According to Peru's Environment Ministry, over 12 million cubic meters of raw sewage are dumped into Lake Titicaca every year.
A slide show in yesterday's El Comercio details the lake's current state and how it got this way. I've translated the captions (thanks again, middle-school Spanish), which explain that Titicaca, the world's highest navigable lake and one of Peru's most important tourist attractions, is "an ecosystem menaced by contamination. Because it is part of a closed basin with many rivers and tributaries flowing into it but not to the sea, contaminants that enter Titicaca have little chance of escaping."
The main source of pollution is the lakeshore city of Puno, population just over 100,000. Puno produces 100 metric tons of solid waste every day; much of it ends up in the lake, as does some 70 percent of Puno's untreated liquid waste. This comes not only from homes but also includes runoff from hospitals, factories, tanneries and slaughterhouses: "It carries a toxic cargo of organic materials which compose and produce methane. (Methane is cited as one of the precursors of global warming.)"
Titicaca's dire state was first detected in the 1980s, when its water began stinking and large numbers of fish floated to the surface, belly-up.
A sure sign that water is contaminated is "the parasitic plant known as the lemna gibba or green water lentil" -- it's a kind of duckweed -- "which grows in aquatic environments into which urban runoff is continually discharged. This plant reproduces with the rapidity of a plague. Within four days, a single 'lentil' produces ten shoots. It rapidly spreads across the water's surface, consuming oxygen and blocking sun rays.

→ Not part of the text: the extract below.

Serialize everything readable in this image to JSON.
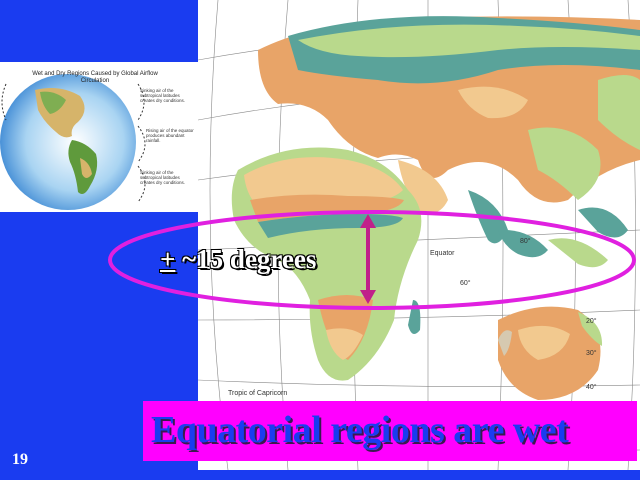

Without sunlight and oxygen, plants growing on the lakefloor die. The dead plants then create further contaminants." Fish and other wildlife also suffer.
Local industries provide further pollutants. Farm silos are one source, and gold miners wash truckloads of earth down perforated chutes. These chutes catch gold particles but send huge quantities of river water containing clay and infinitesimal metal bits back into the rivers, which then empty into the lake. Miners also continuously swirl silty water in pans containing mercury. The pans are emptied into the lake. According to El Comercio, an estimated 70 tons of liquid mercury contaminate the lake this way every year.
"Without sewage treatment facilities, this lake is doomed," a spokesman for Peru's Environment Ministry told reporters.
But sewage treatment facilities aren't in the foreseeable future: "For poor people living along Lake Titicaca's shores" and nearby, "the struggle to survive often takes precedence over protecting the environment."
(Because I'm a scavenger, and because I'm the coauthor of The Scavengers' Manifesto, people tend to expect me to be gross. Although I am not personally so gross, I think it's well worth scoping out some of the grossest things around the world as this can inform us, intrigue us, inspire us to change things, and/or at least freak us out.)